Kenneth A. Rahm of the University of Rhode Island and Glenn E. Shaw of the University of Alaska, two leading haze researchers, have concluded the main source is heavy industry in the central Soviet Union. They note that the term ''central'' may include parts of Europe as well as Siberia.
Among other indications, Shaw has found Landsat (Earth survey satellite) photos of Siberian smelting centers in which vast plumes of pollutants can be traced for many kilometers. These are typical of the kinds of sources that could contribute sulfur dioxide (acid) and heavy metals. Carbon soot presumably comes from burning coal.
The haze is of climatic concern mainly in the spring. Transported into the Arctic during the winter, its soot particles absorb heat in the lower atmosphere and on the surface. This could lead to warmer temperatures in the high Arctic during the spring. By summer, the haze is gone.
James T. Peterson of the US National Oceanic and Atmospheric Administration (NOAA) explains that the degree of such warming, if any, and its climatic importance are uncertain. There are not enough data on the haze to feed to climate-simulating computer programs. Hence the forthcoming three-nation study.
Scientists such as Rahm and Shaw are also concerned about acid and metal pollution. They published an extensive review of arctic haze last fall in the Naval Research Reviews, in which they emphasize that the ecological effects of these pollutants also need study. Little is known about what the acid may be doing to arctic food chains and the delicate web of tundra life.

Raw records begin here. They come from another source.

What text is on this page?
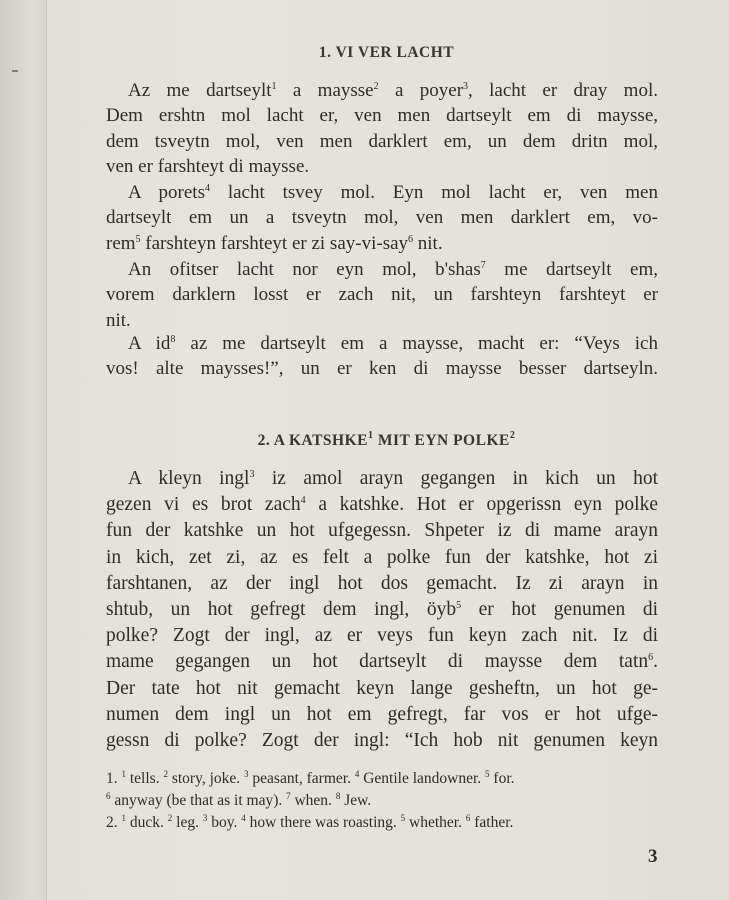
1. VI VER LACHT
Az me dartseylt$^1$ a maysse$^2$ a poyer$^3$, lacht er dray mol.
Dem ershtn mol lacht er, ven men dartseylt em di maysse,
dem tsveytn mol, ven men darklert em, un dem dritn mol,
ven er farshteyt di maysse.
A porets$^4$ lacht tsvey mol. Eyn mol lacht er, ven men
dartseylt em un a tsveytn mol, ven men darklert em, vo-
rem$^5$ farshteyn farshteyt er zi say-vi-say$^6$ nit.
An ofitser lacht nor eyn mol, b'shas$^7$ me dartseylt em,
vorem darklern losst er zach nit, un farshteyn farshteyt er
nit.
A $id^8$ az me dartseylt em a maysse, macht er: “Veys ich
vos! alte maysses!”, un er ken di maysse besser dartseyln.
2. A KATSHKE$^1$ MIT EYN POLKE$^2$
A kleyn ingl$^3$ iz amol arayn gegangen in kich un hot
gezen vi es brot zach$^4$ a katshke. Hot er opgerissn eyn polke
fun der katshke un hot ufgegessn. Shpeter iz di mame arayn
in kich, zet zi, az es felt a polke fun der katshke, hot zi
farshtanen, az der ingl hot dos gemacht. Iz zi arayn in
shtub, un hot gefregt dem ingl, öyb$^5$ er hot genumen di
polke? Zogt der ingl, az er veys fun keyn zach nit. Iz di
mame gegangen un hot dartseylt di maysse dem tatn$^6$.
Der tate hot nit gemacht keyn lange gesheftn, un hot ge-
numen dem ingl un hot em gefregt, far vos er hot ufge-
gessn di polke? Zogt der ingl: “Ich hob nit genumen keyn
1. $^1$ tells. $^2$ story, joke. $^3$ peasant, farmer. $^4$ Gentile landowner. $^5$ for.
$^6$ anyway (be that as it may). $^7$ when. $^8$ Jew.
2. $^1$ duck. $^2$ leg. $^3$ boy. $^4$ how there was roasting. $^5$ whether. $^6$ father.
3
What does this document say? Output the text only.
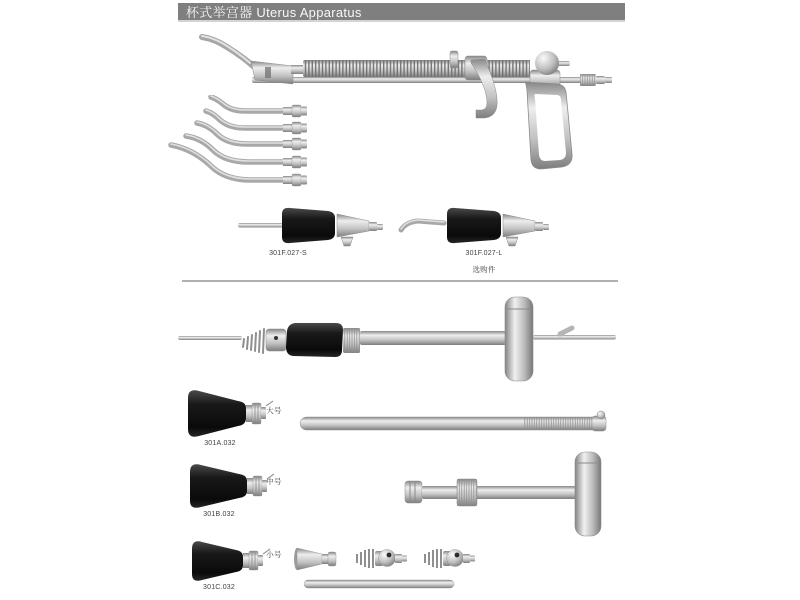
杯式举宫器 Uterus Apparatus
301F.027-S	301F.027-L
选购件
大号
301A.032
中号
301B.032
小号
301C.032
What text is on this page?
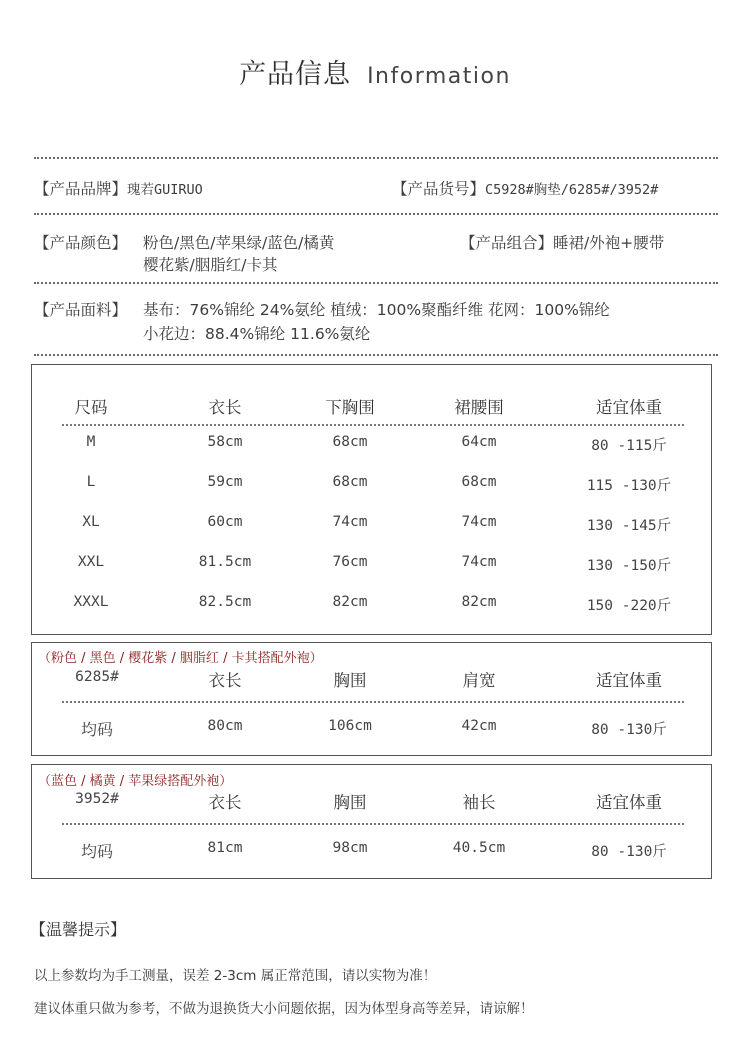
产品信息 Information
【产品品牌】瑰若GUIRUO	【产品货号】C5928#胸垫/6285#/3952#
【产品颜色】 粉色/黑色/苹果绿/蓝色/橘黄
樱花紫/胭脂红/卡其
【产品组合】睡裙/外袍+腰带
【产品面料】 基布：76%锦纶 24%氨纶 植绒：100%聚酯纤维 花网：100%锦纶
小花边：88.4%锦纶 11.6%氨纶
尺码	衣长	下胸围	裙腰围	适宜体重
M	58cm	68cm	64cm	80 -115斤
L	59cm	68cm	68cm	115 -130斤
XL	60cm	74cm	74cm	130 -145斤
XXL	81.5cm	76cm	74cm	130 -150斤
XXXL	82.5cm	82cm	82cm	150 -220斤
（粉色 / 黑色 / 樱花紫 / 胭脂红 / 卡其搭配外袍）
6285#	衣长	胸围	肩宽	适宜体重
均码	80cm	106cm	42cm	80 -130斤
（蓝色 / 橘黄 / 苹果绿搭配外袍）
3952#	衣长	胸围	袖长	适宜体重
均码	81cm	98cm	40.5cm	80 -130斤
【温馨提示】
以上参数均为手工测量，误差 2-3cm 属正常范围，请以实物为准！
建议体重只做为参考，不做为退换货大小问题依据，因为体型身高等差异，请谅解！
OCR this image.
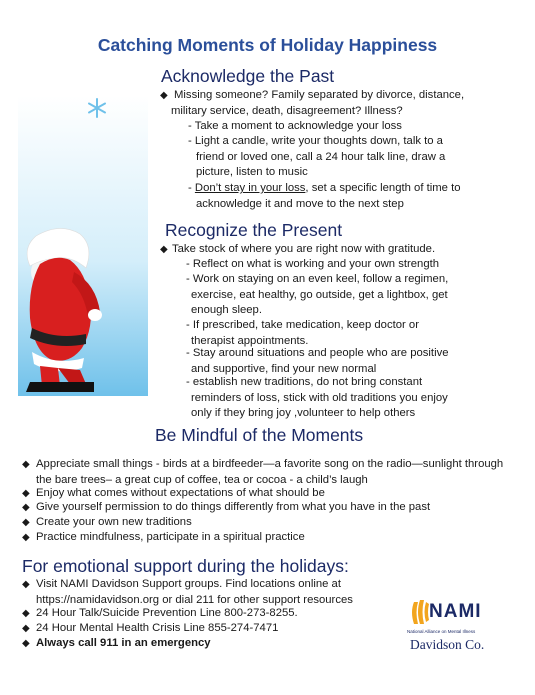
Catching Moments of Holiday Happiness
Acknowledge the Past
◆ Missing someone? Family separated by divorce, distance,
military service, death, disagreement? Illness?
- Take a moment to acknowledge your loss
- Light a candle, write your thoughts down, talk to a
friend or loved one, call a 24 hour talk line, draw a
picture, listen to music
- Don’t stay in your loss, set a specific length of time to
acknowledge it and move to the next step
Recognize the Present
◆ Take stock of where you are right now with gratitude.
- Reflect on what is working and your own strength
- Work on staying on an even keel, follow a regimen,
exercise, eat healthy, go outside, get a lightbox, get
enough sleep.
- If prescribed, take medication, keep doctor or
therapist appointments.
- Stay around situations and people who are positive
and supportive, find your new normal
- establish new traditions, do not bring constant
reminders of loss, stick with old traditions you enjoy
only if they bring joy ,volunteer to help others
Be Mindful of the Moments
◆ Appreciate small things - birds at a birdfeeder—a favorite song on the radio—sunlight through
the bare trees– a great cup of coffee, tea or cocoa - a child’s laugh
◆ Enjoy what comes without expectations of what should be
◆ Give yourself permission to do things differently from what you have in the past
◆ Create your own new traditions
◆ Practice mindfulness, participate in a spiritual practice
For emotional support during the holidays:
◆ Visit NAMI Davidson Support groups. Find locations online at
https://namidavidson.org or dial 211 for other support resources
◆ 24 Hour Talk/Suicide Prevention Line 800-273-8255.
◆ 24 Hour Mental Health Crisis Line 855-274-7471
◆ Always call 911 in an emergency
NAMI
National Alliance on Mental Illness
Davidson Co.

To identify the Soviet Union as the main source of the haze is not to rule out possible contributions from Western Europe or North America. But it does show that pollution can sometimes travel surprisingly long distances. So far, the Soviet Union has refused to join in arctic-haze studies. It owes it to the world to help in understanding what could be a major climatic ''experiment.'' How old is the deep sea?
As Earth's most striking characteristic, the ocean has been around for eons. But the age of its deep waters, considered its most stable region, has never been known with certainty. Paul D. Quay and Minze Stuiver of the University of Washington and H. G. Ostlund of the University of Miami say it may be a surprisingly young 500 years.
As the scientists point out in a report in Science, this has implications both for world climate and for plans to dispose of radioactive waste at sea.
Deep water forms when surface water sinks, having been made heavier by cooling or by evaporation, which concentrates its salt. Such water has been thought to move sluggishly and to remain below for long periods. Its turnover time is related to exchange of heat between air and sea, and thus is a regulator of climate.
The scientists took a new look at where surface water sinks and at the processes involved. They have dated deep water in several parts of the world, using the radioactive form of carbon known as C-14. Sea water absorbs C-14 from the air. Once it sinks, it can no longer replenish its C-14 supply, which gradually disappears due to radioactive decay. Thus the C-14 content of deep water is a measure of its age.
The study indicates deep-water replacement times of 510, 275, and 250 years for the Pacific, Atlantic, and Indian Ocean respectively. ''The deep waters of the entire world ocean are replaced on average every 500 years,'' the scientists say.
This is quite rapid, compared to what has been assumed before. It should alter predictions of computer simulations of climate. And it should make those who would dispose of radioactive wastes at sea think again about the presumed stability of the deep sea.